Feinstaub schadet der Gesundheit – das scheint klar zu sein. Aber wie sehr? Forscher vom Max-Planck-Institut für Chemie in Mainz haben abgeschätzt, wie viele Menschen durch Luftverschmutzung jedes Jahr sterben – und welche Feinstaub-Quellen besonders gefährlich sind.

Stuttgart - Der Mensch atmet täglich zehn Kubikmeter Luft ein und mit ihr viele Milliarden kleinste Partikel. Die größten haben einen Durchmesser von 30 Millionstelmeter. Unterhalb 2,5 Millionstelmeter sind die Partikel lungengängig: Der Feinstaub bleibt am Gewebe haften, dringt teilweise sogar in den Blutkreislauf ein. Das kann gesundheitsschädlich sein.

 

Unter der Leitung von Johannes Lelieveld vom Max-Planck-Institut für Chemie in Mainz hat ein Forscherteam untersucht, wie viele frühzeitige Todesfälle weltweit auf die Luftverschmutzung zurückgehen. Laut der Studie im Fachmagazin „Nature“ sind im Jahr 2010 schätzungsweise mehr als drei Millionen Menschen weltweit an den Folgen von lungengängigem Feinstaub in der Außenluft gestorben.

Außerhalb Europas gibt es häufig keine strengen Auflagen, um die Luftverschmutzung einzudämmen. Das hat Folgen: Laut der Studie der Mainzer Wissenschaftler ist China Spitzenreiter mit allein 1,36 Millionen vorzeitigen Todesfällen, somit ist das dort eine der Haupttodesursachen. Auch im Südosten Asiens sterben im Jahr laut den Schätzungen 650 000 Menschen wegen der Feinstaubpartikel. In Deutschland waren es im Jahr 2010 rund 34 400 Menschen, im internationalen Vergleich liegt die Bundesrepublik damit auf Rang 12 – trotz strenger Regeln und Maßnahmen, um die Feinstaubbelastung einzudämmen.
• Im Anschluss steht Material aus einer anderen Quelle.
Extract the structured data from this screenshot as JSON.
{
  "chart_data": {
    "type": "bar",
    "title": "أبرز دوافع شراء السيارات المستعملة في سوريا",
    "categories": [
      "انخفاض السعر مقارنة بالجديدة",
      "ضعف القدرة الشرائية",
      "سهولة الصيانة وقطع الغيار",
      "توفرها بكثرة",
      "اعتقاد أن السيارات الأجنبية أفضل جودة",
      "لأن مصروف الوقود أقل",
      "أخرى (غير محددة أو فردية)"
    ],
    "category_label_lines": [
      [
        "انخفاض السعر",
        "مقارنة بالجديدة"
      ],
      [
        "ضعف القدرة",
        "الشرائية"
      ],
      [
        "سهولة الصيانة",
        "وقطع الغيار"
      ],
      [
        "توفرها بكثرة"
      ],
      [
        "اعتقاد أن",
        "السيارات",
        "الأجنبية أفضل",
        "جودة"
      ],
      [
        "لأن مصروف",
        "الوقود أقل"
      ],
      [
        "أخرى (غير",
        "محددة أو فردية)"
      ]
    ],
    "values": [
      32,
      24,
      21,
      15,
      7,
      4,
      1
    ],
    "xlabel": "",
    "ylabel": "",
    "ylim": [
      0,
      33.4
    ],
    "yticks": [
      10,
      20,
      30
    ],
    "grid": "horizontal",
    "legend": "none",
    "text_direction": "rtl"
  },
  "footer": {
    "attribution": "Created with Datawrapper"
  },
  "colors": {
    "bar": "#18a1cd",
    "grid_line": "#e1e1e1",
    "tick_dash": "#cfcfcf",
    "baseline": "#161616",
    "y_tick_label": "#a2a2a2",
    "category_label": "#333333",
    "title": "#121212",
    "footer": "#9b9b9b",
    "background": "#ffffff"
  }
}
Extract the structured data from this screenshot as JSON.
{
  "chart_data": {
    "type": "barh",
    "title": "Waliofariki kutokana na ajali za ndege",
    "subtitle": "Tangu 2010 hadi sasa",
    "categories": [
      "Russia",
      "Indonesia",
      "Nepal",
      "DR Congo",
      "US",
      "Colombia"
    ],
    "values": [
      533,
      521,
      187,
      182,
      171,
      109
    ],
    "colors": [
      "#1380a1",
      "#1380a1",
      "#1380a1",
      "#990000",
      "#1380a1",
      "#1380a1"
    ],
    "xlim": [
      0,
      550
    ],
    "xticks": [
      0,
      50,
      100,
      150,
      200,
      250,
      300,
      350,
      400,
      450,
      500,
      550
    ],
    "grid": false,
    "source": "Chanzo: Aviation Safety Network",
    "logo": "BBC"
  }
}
Feinstaub aus der Landwirtschaft wird unterschätzt

Die Forscher haben die Landwirtschaft als eine immense Feinstaubquelle ermittelt: Allein 20 Prozent der mehr als drei Millionen Todesfälle seien darauf zurückzuführen. Zahlen des Bundesamts für Naturschutz für Deutschland zeigen: Obwohl seit 1990 insgesamt die Feinstaubemission hierzulande deutlich nachgelassen hat, gelangt durch Düngung und Tierhaltung Ammoniak weiterhin in konstanten Mengen in die Atmosphäre. Rund 46 Prozent der hierzulande durch Luftverschmutzung verursachten Todesfälle sind auf Feinstaub aus der Landwirtschaft zurückzuführen. In einem Begleitkommentar zur Studie fordert daher Michael Jerrett von der University of California in Los Angeles Politik und Wissenschaft dazu auf, diesem Bereich mehr Beachtung zu schenken.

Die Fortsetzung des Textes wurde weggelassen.